Milosevic and three other war crimes suspects were candidates, but no immediate decision was likely on whether they would get seats. The election's outcome is crucial for the stability of the Serb republic and the entire Balkans, still recovering from four wars fomented by Milosevic and his loyalists in the 1990s.
The Serbian Radical party won 27 percent, said the independent Center For Free Elections and Democracy, whose exit polls have been highly accurate in the past. The moderate nationalist Democratic Party of Serbia came second with 17 percent, while the governing pro-Western Democratic Party was third with about 13 percent.
The moderate nationalists have previously ruled out a coalition with the Serbian Radical Party. That would enable the pro-democratic parties that toppled Milosevic in 2000 and extradited him to the U.N. war crimes tribunal in 2001 to form a coalition government — if they put their bickering aside.
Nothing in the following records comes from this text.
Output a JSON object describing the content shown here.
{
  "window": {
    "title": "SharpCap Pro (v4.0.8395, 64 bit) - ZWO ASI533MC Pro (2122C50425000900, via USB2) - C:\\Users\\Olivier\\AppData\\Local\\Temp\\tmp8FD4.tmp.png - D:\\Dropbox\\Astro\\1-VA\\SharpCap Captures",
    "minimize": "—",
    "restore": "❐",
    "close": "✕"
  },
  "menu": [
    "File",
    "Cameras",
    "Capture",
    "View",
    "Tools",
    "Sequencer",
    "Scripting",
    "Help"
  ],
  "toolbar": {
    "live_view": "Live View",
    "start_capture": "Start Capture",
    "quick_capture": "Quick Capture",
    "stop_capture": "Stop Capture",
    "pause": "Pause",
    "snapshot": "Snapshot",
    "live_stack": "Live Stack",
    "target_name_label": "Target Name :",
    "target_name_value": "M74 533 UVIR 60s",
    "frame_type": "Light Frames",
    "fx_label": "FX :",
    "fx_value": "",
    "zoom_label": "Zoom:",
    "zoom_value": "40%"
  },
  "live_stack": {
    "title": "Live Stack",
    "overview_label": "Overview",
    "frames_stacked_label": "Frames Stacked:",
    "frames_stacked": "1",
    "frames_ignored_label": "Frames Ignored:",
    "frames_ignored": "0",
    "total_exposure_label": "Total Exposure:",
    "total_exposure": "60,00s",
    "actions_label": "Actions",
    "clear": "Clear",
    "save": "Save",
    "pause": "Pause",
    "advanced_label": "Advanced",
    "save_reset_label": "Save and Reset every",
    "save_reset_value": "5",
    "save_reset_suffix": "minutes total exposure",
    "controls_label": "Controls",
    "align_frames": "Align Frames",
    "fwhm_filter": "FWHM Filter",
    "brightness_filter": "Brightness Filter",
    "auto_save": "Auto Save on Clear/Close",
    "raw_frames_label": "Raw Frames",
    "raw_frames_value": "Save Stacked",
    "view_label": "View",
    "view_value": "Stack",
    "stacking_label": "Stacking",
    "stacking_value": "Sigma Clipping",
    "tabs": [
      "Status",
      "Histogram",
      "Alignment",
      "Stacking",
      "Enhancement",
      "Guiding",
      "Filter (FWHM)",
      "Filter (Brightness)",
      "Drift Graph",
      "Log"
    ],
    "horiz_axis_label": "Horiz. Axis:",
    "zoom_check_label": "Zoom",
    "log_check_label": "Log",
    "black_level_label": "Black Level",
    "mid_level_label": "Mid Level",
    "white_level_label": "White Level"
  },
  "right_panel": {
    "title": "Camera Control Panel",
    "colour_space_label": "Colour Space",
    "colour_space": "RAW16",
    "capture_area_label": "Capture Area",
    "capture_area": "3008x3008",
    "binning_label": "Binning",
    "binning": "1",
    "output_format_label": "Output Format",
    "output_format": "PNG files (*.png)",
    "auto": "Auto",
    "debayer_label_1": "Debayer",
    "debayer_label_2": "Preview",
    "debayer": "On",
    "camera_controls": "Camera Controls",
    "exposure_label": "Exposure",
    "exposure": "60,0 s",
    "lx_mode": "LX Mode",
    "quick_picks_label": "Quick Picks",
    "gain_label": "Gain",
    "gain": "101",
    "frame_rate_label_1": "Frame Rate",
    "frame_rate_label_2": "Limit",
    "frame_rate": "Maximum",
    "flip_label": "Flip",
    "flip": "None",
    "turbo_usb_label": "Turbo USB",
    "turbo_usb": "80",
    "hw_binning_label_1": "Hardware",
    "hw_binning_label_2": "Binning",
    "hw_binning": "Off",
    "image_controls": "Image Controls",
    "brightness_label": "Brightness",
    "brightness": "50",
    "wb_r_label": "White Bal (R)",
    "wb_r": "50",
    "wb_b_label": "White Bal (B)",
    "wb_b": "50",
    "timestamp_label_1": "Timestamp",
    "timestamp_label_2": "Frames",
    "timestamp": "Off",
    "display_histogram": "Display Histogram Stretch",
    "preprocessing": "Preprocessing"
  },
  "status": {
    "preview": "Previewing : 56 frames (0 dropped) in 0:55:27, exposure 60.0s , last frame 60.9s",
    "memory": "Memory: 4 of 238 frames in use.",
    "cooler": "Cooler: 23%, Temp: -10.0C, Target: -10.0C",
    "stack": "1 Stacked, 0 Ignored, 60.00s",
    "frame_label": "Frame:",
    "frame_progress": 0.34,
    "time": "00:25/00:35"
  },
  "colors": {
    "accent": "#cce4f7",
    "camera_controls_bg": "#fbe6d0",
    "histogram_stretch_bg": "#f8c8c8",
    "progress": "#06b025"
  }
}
"The official (election) results may differ slightly, but the general trend will remain," said Zoran Lucic of the Center For Free Elections.
Voters were choosing between ultranationalists and the pro-democracy parties that ousted Milosevic in 2000 but failed to fulfill expectations. Turnout was about 60 percent, the highest since parliamentary elections that defeated Milosevic's Socialists three years ago, when 70 percent voted.
Milosevic's Socialists came in sixth and with not enough support to boost the Radicals into governing, according to the exit polls. But the strength of the Radicals — who advocate expanding Serbia's borders and once considered Saddam Hussein a key international ally — is likely to nudge Serbia into deeper social and economic chaos and potentially destabilize the region.
The Radicals openly call for a "Greater Serbia" at the expense of the republic's Balkan neighbors and have pledged to cut diplomatic ties with Serbia's main wartime rival, Croatia. They also vow not to extradite the U.N. war crimes tribunal's most-wanted fugitives — former Bosnian Serb leader Radovan Karadzic and his wartime military commander, Gen. Ratko Mladic.
Both Milosevic and ultranationalist ally Vojislav Seselj of the Serbian Radical Party were candidates, despite being held for trial by the U.N. war crimes detention unit in The Hague, Netherlands. Two other indicted war crimes suspects from other parties were also on the ballot.
A quick decision was not likely on whether any would get a seat. Each party fielded 250 names — one for each seat in parliament — but will not assign specific candidates to the legislature until it knows how many places it has won.
The Radical Party had benefited from scandals and infighting among the pro-democrats and the outgoing government's failure to radically improve living standards.
But with the nationalists not winning enough to govern outright, the democratic groups — all part of the former anti-Milosevic bloc that toppled and extradited him to The Hague-based U.N. tribunal — could join in the government and sideline the Radicals but only if they can reconcile their differences.
Key to that cooperation is the Democratic Party of Serbia led by Vojislav Kostunica, who succeeded Milosevic as president of Yugoslavia, Serbia-Montenegro's predecessor.